Although Price’s findings have been confirmed despite extensive independent research, the full extent of the instrument’s functions still remains a mystery. Further investigations into the device have revealed how the Antikythera mechanism mapped lunar cycles and predicated eclipses. It is the oldest known geared mechanism. It is an important indicator of the high level of mechanical accomplishment available in ancient times. All of the surviving metallic parts seem to be made of a thin sheet of bronze between 1 and 2 millimeters thick with exquisite surface detail evident in many places. It is possible that the device could have contained parts of iron and
or steel but these would have surely perished under the electrochemical affects of the Mediterranean sea where the device was found.
The front dial shows the first 5 planets known in antiquity, as well as those of the sun and moon, measuring the solar and lunar theories of Hipparchos andthe planetary theory of Apollonios of Perga.
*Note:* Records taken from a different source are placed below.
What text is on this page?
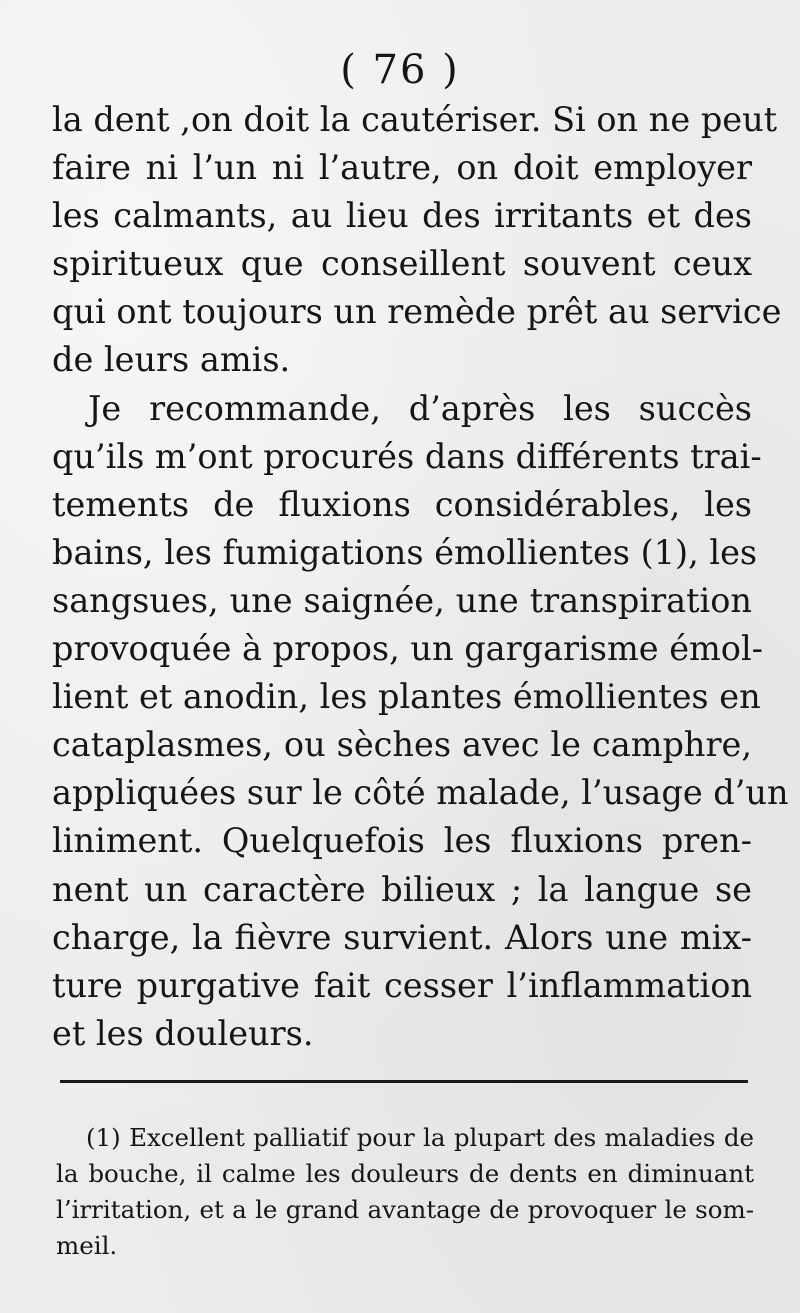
( 76 )
la dent ,on doit la cautériser. Si on ne peut
faire ni l’un ni l’autre, on doit employer
les calmants, au lieu des irritants et des
spiritueux que conseillent souvent ceux
qui ont toujours un remède prêt au service
de leurs amis.
Je recommande, d’après les succès
qu’ils m’ont procurés dans différents trai-
tements de fluxions considérables, les
bains, les fumigations émollientes (1), les
sangsues, une saignée, une transpiration
provoquée à propos, un gargarisme émol-
lient et anodin, les plantes émollientes en
cataplasmes, ou sèches avec le camphre,
appliquées sur le côté malade, l’usage d’un
liniment. Quelquefois les fluxions pren-
nent un caractère bilieux ; la langue se
charge, la fièvre survient. Alors une mix-
ture purgative fait cesser l’inflammation
et les douleurs.
(1) Excellent palliatif pour la plupart des maladies de
la bouche, il calme les douleurs de dents en diminuant
l’irritation, et a le grand avantage de provoquer le som-
meil.
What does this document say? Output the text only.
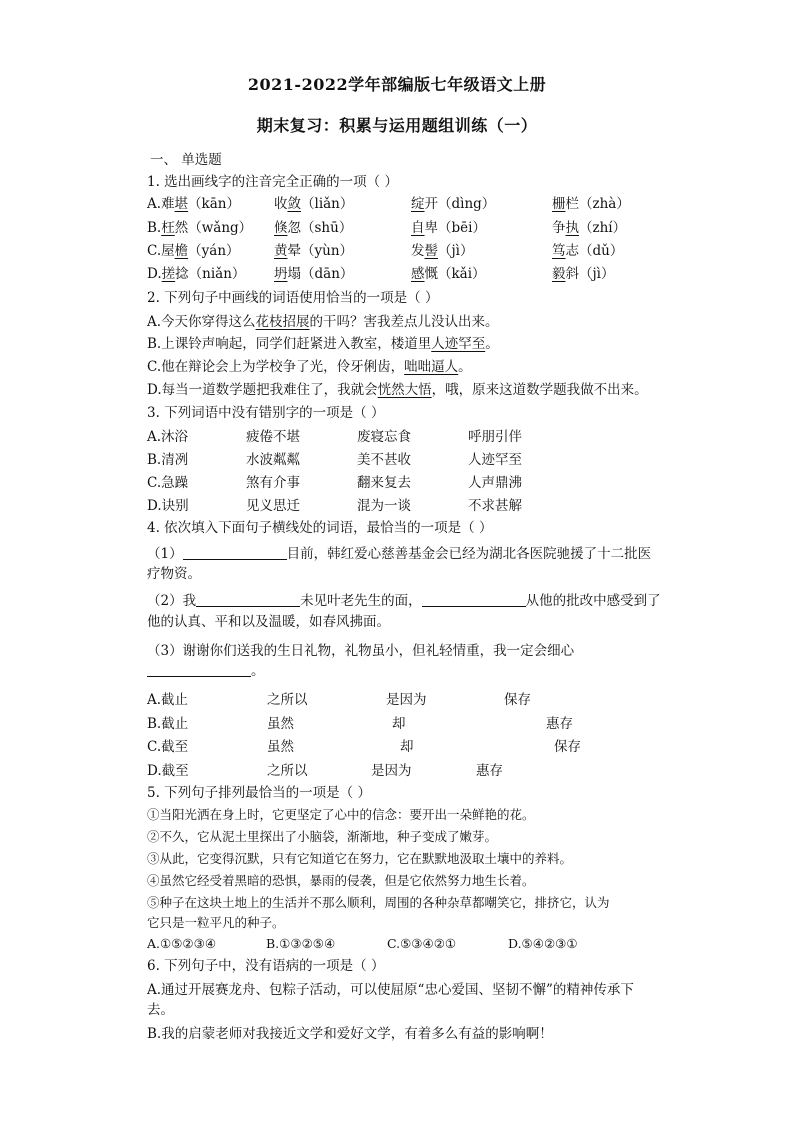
2021-2022学年部编版七年级语文上册
期末复习：积累与运用题组训练（一）
一、 单选题
1. 选出画线字的注音完全正确的一项（ ）
A.难堪（kān）	收敛（liǎn）	绽开（dìng）	栅栏（zhà）
B.枉然（wǎng） 倏忽（shū）	自卑（bēi）	争执（zhí）
C.屋檐（yán）	黄晕（yùn）	发髻（jì）	笃志（dǔ）
D.搓捻（niǎn） 坍塌（dān）	感慨（kǎi）	毅斜（jì）
2. 下列句子中画线的词语使用恰当的一项是（ ）
A.今天你穿得这么花枝招展的干吗？害我差点儿没认出来。
B.上课铃声响起，同学们赶紧进入教室，楼道里人迹罕至。
C.他在辩论会上为学校争了光，伶牙俐齿，咄咄逼人。
D.每当一道数学题把我难住了，我就会恍然大悟，哦，原来这道数学题我做不出来。
3. 下列词语中没有错别字的一项是（ ）
A.沐浴	疲倦不堪	废寝忘食	呼朋引伴
B.清冽	水波粼粼	美不甚收	人迹罕至
C.急躁	煞有介事	翻来复去	人声鼎沸
D.诀别	见义思迁	混为一谈	不求甚解
4. 依次填入下面句子横线处的词语，最恰当的一项是（ ）
（1）	目前，韩红爱心慈善基金会已经为湖北各医院驰援了十二批医
疗物资。
（2）我	未见叶老先生的面，	从他的批改中感受到了
他的认真、平和以及温暖，如春风拂面。
（3）谢谢你们送我的生日礼物，礼物虽小，但礼轻情重，我一定会细心
。
A.截止	之所以	是因为	保存
B.截止	虽然	却	惠存
C.截至	虽然	却	保存
D.截至	之所以	是因为	惠存
5. 下列句子排列最恰当的一项是（ ）
①当阳光洒在身上时，它更坚定了心中的信念：要开出一朵鲜艳的花。
②不久，它从泥土里探出了小脑袋，渐渐地，种子变成了嫩芽。
③从此，它变得沉默，只有它知道它在努力，它在默默地汲取土壤中的养料。
④虽然它经受着黑暗的恐惧，暴雨的侵袭，但是它依然努力地生长着。
⑤种子在这块土地上的生活并不那么顺利，周围的各种杂草都嘲笑它，排挤它，认为
它只是一粒平凡的种子。
A.①⑤②③④	B.①③②⑤④	C.⑤③④②①	D.⑤④②③①
6. 下列句子中，没有语病的一项是（ ）
A.通过开展赛龙舟、包粽子活动，可以使屈原“忠心爱国、坚韧不懈”的精神传承下
去。
B.我的启蒙老师对我接近文学和爱好文学，有着多么有益的影响啊！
The device has three major dials, one on the front, and
two at the rear . The front dial has two concentric scales. The outer ring is marked off with the days of the 365-day Egyptian calendar, or the Sothic year, based on the Sothic cycle. Inside this, there is a second dial marked with the Greek signs of the Zodiac and divided into degrees. The calendar dial can be moved to compensate for the effect of the extra quarter day in the solar year (there are 365.2422 days per year) by reversing the scale one day every four years. Interestingly the Julian calendar, the first calendar of the region to contain leap years, was not introduced until 46 BC, up to a century after the device was said to have been built.